The server version of Mac OS X is FreeBSD.

> I have maybe installed 10 packages on this machine, which means that my box
> shipped with ~90 packages installed.

So? Those 90 packages are always installed, why should you care? They're the
core system.

Linux doesn't have a "core system", so you have to know what's there. The
upside to that is you can control what's in your system a lot more precisely.
The downside is you have to know what's in your system a lot more accurately.

> Eh, I don't agree.  I've managed packages that way on Unix, linking things
> back to /usr/local or whatever, and it's not much easier.

Not the same thing at all.

You don't have to link them back to /usr/local-or-whatever on Mac OS X.

> I can whip up a
> script in four languages to uninstall a package by hand for any of multiple
> decent package formats -- rpm, dpkg, emerge, whatever -- as long as I can
> ask the packaging system, "what files are associated with this package?"

For Mac OS X, for any package you're normally going to have a reason to
uninstall, you do it with "rm -r /what-you-use/Applications/Packagename.app".

Except for the idiot programs that do their own installer thing.

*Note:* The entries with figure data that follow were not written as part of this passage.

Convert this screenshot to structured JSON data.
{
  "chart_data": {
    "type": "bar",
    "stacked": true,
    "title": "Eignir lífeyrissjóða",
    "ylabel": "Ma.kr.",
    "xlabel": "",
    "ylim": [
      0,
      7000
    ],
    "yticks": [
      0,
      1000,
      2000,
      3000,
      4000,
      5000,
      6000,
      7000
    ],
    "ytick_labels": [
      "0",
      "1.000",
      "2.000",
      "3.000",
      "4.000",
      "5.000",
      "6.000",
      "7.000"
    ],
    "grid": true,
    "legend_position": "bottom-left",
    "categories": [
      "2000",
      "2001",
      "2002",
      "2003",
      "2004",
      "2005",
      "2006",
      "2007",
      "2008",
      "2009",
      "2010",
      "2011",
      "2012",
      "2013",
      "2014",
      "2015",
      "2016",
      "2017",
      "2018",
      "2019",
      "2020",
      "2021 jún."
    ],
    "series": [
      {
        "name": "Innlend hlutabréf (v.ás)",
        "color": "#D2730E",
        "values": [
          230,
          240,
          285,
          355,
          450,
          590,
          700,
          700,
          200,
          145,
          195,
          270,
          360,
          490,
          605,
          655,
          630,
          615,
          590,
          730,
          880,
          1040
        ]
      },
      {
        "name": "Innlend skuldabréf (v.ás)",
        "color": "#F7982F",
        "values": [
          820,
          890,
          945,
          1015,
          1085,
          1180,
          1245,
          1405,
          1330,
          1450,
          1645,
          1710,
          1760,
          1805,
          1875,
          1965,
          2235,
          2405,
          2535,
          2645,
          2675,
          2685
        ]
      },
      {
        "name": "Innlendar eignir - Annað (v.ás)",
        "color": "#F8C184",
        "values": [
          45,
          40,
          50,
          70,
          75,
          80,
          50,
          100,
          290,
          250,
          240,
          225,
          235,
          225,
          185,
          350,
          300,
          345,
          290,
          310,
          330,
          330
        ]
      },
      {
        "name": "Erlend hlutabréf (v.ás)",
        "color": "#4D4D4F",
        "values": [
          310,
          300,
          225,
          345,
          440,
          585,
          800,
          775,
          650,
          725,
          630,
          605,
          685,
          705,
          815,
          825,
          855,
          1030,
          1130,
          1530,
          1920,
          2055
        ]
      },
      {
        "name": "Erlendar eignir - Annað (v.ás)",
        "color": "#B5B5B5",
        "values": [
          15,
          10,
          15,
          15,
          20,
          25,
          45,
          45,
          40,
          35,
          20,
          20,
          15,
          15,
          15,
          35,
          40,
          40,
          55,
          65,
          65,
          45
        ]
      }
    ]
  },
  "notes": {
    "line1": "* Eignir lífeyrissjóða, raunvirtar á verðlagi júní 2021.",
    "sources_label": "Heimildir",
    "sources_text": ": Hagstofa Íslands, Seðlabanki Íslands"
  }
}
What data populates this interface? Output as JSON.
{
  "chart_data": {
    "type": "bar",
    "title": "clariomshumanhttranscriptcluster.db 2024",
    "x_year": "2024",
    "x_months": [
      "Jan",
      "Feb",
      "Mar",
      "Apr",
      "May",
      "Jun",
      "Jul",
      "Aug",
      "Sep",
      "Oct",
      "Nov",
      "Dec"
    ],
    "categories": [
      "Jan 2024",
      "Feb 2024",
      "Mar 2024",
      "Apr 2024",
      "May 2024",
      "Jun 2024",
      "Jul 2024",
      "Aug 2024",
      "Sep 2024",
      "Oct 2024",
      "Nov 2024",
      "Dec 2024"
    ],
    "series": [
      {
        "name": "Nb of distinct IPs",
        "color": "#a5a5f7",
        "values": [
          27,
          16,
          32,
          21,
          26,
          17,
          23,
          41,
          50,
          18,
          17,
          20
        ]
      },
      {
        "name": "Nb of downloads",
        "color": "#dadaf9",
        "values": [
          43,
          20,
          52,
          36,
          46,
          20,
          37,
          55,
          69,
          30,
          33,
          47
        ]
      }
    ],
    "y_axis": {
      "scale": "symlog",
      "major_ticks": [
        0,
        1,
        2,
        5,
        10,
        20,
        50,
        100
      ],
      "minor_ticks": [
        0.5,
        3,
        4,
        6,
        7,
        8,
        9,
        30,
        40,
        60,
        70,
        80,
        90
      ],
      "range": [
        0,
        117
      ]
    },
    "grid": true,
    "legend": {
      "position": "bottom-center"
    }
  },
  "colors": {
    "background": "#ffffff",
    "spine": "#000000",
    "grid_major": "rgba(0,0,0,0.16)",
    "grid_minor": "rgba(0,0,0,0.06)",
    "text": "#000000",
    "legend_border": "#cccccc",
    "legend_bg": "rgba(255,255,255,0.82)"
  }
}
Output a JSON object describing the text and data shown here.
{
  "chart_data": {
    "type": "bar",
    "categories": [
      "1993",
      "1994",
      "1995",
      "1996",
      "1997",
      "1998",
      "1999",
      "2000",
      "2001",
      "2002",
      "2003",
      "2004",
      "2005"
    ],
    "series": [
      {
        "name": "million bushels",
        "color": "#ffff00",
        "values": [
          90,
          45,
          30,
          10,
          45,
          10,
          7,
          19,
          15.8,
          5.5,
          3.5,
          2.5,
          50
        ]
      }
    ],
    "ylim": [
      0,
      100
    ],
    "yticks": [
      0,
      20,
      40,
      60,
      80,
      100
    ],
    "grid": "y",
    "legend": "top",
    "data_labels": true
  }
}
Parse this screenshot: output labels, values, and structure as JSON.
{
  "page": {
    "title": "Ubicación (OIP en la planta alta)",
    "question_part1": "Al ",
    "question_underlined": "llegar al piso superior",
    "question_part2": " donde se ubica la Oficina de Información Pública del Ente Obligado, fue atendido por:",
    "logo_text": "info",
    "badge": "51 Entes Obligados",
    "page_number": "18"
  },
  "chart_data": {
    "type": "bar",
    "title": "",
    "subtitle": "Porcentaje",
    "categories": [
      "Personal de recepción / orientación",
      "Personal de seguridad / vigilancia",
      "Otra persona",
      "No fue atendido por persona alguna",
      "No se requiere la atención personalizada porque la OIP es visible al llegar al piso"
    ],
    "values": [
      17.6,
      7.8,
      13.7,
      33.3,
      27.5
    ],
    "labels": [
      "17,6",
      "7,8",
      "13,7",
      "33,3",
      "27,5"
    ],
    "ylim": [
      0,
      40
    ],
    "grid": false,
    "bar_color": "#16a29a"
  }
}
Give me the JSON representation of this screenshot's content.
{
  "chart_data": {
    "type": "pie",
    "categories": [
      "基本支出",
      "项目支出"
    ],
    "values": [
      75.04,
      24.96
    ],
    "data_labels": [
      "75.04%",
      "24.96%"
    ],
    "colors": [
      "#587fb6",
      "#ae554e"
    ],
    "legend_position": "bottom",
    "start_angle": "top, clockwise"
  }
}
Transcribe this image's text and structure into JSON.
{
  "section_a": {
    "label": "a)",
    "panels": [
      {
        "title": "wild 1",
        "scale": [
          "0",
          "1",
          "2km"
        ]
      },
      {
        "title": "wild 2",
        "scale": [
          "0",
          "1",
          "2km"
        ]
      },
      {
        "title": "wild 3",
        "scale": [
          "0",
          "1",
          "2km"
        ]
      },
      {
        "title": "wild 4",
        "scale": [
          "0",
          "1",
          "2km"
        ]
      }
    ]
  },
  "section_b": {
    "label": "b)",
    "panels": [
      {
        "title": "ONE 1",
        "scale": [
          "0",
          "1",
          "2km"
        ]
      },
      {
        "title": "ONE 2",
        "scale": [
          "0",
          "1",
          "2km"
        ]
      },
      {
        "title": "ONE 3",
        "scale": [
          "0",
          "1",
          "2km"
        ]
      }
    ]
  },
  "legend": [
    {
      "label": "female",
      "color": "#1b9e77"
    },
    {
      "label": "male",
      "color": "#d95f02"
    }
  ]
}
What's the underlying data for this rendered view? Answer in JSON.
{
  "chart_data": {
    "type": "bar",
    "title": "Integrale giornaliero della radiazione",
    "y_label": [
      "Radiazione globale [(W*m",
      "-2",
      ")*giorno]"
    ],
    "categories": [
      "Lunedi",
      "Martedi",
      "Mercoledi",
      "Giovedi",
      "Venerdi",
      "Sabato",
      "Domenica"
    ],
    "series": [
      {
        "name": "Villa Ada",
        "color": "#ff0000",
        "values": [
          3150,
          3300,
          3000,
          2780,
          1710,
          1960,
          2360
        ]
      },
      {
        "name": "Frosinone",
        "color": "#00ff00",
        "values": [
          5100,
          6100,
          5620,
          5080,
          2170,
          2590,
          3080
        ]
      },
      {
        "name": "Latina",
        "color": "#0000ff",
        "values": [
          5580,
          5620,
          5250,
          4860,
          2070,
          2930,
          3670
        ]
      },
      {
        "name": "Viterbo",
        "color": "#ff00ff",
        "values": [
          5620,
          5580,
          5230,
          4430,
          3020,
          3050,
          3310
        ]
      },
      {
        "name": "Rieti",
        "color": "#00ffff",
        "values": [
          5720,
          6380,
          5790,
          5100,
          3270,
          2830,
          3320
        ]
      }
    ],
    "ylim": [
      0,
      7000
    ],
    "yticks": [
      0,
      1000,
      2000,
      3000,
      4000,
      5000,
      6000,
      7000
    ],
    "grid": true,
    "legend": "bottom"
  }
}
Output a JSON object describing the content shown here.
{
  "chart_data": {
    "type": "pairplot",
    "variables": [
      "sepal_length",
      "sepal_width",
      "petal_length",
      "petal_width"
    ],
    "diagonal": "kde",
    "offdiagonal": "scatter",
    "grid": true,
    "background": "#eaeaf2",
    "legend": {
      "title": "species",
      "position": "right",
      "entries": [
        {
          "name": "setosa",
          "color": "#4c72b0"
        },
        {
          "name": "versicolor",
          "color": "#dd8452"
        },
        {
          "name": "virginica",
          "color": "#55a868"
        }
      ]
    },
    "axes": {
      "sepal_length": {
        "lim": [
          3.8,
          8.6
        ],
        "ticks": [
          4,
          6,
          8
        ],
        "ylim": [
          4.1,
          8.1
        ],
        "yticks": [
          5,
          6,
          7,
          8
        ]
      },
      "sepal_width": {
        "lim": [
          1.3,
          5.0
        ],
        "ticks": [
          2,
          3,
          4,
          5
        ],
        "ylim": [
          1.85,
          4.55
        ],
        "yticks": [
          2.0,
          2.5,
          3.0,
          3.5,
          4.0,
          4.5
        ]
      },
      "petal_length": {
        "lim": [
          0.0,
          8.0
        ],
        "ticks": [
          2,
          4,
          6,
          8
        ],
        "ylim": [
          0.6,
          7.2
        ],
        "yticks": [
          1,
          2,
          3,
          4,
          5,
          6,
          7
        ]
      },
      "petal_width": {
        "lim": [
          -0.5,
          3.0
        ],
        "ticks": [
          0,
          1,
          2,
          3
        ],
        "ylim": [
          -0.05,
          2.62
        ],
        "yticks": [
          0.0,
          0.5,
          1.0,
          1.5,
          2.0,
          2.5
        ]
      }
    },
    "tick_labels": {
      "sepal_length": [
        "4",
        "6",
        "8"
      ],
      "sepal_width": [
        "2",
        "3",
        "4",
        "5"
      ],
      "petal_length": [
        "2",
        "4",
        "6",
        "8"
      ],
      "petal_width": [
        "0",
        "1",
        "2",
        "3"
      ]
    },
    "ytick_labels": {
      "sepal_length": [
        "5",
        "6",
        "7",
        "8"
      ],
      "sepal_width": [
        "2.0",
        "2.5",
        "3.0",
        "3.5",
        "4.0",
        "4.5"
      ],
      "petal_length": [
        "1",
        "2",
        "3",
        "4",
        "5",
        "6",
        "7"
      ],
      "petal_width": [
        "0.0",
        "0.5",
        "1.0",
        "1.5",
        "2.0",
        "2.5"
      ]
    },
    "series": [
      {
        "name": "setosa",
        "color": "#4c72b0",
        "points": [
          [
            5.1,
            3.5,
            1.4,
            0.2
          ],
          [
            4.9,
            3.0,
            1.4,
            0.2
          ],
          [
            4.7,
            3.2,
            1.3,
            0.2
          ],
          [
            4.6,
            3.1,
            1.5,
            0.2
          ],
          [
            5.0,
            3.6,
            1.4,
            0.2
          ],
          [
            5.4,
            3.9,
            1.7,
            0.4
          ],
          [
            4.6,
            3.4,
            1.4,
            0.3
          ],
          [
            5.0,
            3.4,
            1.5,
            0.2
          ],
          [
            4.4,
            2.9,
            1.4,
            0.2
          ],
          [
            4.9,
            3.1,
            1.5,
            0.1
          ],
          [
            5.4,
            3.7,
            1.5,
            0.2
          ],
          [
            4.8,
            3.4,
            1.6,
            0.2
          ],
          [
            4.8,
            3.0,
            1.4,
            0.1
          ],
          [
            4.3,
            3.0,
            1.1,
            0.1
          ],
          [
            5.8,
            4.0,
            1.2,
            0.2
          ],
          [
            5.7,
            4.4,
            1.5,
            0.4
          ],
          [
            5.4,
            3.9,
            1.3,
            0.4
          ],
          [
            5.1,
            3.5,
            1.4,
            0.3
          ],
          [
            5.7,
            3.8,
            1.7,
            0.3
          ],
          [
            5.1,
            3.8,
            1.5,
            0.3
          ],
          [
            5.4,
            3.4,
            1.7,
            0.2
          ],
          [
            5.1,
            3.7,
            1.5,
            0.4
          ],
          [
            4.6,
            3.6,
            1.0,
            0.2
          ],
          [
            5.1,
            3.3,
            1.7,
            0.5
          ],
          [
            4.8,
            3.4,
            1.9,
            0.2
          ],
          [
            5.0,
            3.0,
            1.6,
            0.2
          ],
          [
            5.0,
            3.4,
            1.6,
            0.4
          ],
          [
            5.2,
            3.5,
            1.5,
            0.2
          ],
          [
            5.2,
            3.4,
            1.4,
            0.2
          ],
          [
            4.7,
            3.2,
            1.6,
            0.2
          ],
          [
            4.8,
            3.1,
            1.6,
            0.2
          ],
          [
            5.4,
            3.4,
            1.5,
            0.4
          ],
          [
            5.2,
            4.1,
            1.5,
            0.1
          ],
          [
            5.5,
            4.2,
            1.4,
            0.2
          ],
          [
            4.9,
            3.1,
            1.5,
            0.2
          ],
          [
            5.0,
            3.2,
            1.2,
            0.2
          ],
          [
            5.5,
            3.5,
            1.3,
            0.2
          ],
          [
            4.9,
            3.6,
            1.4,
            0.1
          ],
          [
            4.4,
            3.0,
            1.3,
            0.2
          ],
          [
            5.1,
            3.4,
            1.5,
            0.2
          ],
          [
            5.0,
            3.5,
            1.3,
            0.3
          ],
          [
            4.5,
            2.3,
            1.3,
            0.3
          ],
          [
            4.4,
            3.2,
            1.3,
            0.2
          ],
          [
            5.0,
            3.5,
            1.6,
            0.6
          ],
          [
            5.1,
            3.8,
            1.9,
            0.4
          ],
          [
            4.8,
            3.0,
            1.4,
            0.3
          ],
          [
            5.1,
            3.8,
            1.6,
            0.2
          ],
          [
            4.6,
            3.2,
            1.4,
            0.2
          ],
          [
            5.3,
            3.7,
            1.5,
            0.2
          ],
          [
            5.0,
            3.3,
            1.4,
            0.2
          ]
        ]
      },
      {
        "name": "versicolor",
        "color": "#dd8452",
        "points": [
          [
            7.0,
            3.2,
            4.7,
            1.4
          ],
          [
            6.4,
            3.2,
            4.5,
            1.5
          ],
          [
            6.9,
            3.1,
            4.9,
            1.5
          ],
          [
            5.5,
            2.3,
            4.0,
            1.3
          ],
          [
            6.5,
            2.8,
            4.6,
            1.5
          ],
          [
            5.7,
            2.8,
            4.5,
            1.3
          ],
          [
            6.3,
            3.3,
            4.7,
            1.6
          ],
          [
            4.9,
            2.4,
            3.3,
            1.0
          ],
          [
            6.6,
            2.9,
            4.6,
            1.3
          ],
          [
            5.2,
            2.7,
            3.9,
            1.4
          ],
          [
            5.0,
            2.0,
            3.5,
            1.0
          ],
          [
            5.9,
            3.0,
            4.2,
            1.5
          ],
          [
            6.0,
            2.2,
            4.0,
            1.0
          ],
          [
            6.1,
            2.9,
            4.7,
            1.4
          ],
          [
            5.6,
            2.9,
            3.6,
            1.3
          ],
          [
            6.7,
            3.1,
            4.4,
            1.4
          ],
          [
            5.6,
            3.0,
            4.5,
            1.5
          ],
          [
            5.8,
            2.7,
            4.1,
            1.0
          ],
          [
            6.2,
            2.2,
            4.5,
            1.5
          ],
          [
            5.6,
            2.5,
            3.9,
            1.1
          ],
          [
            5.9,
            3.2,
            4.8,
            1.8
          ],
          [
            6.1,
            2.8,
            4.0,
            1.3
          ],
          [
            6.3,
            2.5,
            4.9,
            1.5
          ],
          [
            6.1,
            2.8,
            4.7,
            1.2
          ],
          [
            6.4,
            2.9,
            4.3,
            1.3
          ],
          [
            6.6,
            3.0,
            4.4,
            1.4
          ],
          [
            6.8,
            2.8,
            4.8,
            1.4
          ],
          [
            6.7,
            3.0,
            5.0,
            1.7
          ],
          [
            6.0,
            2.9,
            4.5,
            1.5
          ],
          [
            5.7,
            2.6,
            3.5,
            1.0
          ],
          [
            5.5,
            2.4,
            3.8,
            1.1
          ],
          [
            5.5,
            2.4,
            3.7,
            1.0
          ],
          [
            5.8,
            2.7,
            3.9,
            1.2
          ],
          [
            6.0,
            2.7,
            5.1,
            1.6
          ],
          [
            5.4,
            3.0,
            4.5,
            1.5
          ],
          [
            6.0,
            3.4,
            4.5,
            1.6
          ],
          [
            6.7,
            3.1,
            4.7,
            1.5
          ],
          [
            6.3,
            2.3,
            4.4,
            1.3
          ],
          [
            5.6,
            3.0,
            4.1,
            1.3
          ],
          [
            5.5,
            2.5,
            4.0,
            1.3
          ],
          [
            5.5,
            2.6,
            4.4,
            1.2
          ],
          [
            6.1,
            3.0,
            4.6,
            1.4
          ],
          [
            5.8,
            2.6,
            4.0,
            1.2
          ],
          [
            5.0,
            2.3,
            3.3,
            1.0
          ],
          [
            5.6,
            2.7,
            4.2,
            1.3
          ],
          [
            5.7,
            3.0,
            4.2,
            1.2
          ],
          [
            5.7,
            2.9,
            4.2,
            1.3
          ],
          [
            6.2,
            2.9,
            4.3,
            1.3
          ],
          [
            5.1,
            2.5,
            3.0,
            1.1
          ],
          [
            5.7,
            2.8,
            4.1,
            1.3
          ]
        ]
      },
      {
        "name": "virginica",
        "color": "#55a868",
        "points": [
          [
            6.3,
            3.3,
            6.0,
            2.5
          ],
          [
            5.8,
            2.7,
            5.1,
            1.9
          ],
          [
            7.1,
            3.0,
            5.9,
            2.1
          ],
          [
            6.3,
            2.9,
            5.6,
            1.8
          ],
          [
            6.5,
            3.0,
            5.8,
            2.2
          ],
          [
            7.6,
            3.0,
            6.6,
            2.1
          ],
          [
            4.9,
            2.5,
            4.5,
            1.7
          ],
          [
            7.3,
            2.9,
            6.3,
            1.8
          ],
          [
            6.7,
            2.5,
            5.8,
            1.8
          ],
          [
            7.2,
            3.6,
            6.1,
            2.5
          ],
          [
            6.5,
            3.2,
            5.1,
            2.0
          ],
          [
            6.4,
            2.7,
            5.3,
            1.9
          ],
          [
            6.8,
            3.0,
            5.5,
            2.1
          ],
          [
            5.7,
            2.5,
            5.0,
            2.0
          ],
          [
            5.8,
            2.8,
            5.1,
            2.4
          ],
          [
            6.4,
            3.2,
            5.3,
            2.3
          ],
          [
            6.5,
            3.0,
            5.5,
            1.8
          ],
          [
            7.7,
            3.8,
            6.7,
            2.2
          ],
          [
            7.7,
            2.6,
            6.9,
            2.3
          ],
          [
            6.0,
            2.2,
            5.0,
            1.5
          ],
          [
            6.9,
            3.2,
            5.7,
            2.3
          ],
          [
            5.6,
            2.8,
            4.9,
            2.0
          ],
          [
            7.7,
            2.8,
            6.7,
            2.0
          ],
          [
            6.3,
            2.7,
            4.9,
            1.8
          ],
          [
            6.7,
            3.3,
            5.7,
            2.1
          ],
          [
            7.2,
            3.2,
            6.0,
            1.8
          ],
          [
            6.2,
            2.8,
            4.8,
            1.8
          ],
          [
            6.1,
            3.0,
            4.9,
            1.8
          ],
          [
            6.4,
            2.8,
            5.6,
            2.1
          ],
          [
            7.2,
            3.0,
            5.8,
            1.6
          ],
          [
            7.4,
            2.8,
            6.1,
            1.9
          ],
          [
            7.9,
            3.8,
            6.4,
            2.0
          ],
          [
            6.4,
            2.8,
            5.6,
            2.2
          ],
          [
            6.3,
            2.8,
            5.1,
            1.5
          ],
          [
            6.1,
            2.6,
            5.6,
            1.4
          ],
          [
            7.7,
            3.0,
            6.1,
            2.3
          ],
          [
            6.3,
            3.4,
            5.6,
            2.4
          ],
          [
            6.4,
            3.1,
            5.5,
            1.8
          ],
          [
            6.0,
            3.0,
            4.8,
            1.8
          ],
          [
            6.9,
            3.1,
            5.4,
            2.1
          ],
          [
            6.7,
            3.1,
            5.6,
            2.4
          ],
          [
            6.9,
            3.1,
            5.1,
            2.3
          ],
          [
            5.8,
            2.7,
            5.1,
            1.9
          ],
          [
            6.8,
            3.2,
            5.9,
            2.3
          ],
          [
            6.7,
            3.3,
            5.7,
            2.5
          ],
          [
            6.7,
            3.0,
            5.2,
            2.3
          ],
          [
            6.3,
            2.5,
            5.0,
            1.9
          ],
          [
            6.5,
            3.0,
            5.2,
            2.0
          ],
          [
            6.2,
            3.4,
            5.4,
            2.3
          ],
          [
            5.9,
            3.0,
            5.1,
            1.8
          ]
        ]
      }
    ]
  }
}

> With dpkg, I just say, dpkg -L <package name>.  I don't care where the files
> are; they could each be in a directory named for the file's checksum for all
> I care, as long as the package works correctly and I can use tools to do all
> the necessary work.

I see having to have that tool as a problem. I increasingly hate the whole
UNIX /usr/ hierarchy. I was already tendin that way when I got into Mac OS X
and it's become so finely focussed by the experience of a system that doesn't
work that way.

> And the OS is very clearly built out of confusing packages like Linux.

It's not built of packages I need to care about.

I can't not care about Linux packages, because there's no core system (whether
that's a common set of packages, or a common tree and some contrib packages,
or whatever) that's always the same. Even with the same distro and version
two linux systems set up by different people are unlikely to have the same
core.

> You're glossing over that and just talking about the applications, many of
> which aren't nearly as pretty as you make out.

There are hateful applications that don't do packaging right, yes, and they
are worthy of hate. Because they don't do it right.

> Files can't get corrupted?  Permissions can't go wrong?  Ownership can't get
> messed up?  Software can't get rooted? Ever?  How do you know?

I don't, and I don't know that on your Debian system either. Except for the
ones put in there by the package system, which are hardly ever the ones I
care about... the ones I care about are the ones in $HOME, and the
configuration files... the ones that aren't the same as in the package
system.

Everything else can be reinstalled. The actual configuration and my own files
have to be backed up and restored.

> > Erm... what? I know it can answer the question "what packages do you have
> > installed", but that's a long way from "are you configured correctly".

> Any package management system worth its salt can exhaustively tell you
> whether every single managed file has the right mode, ownership, and
> checksum.  It might take an hour, but it'll tell you.

That doesn't tell me if ANY of those packages are correctly configured.

As for rootkits, tripwire watches all the files, not just the ones the package
system put into place.

> Apache's log files all need to
> exist and be owned by the apache user or it won't start; are they?  How do
> you know?

I have NEVER creates any of apache's log files, and I have NEVER had apache
fail to come up as a result. They're all there in /var/log/httpd.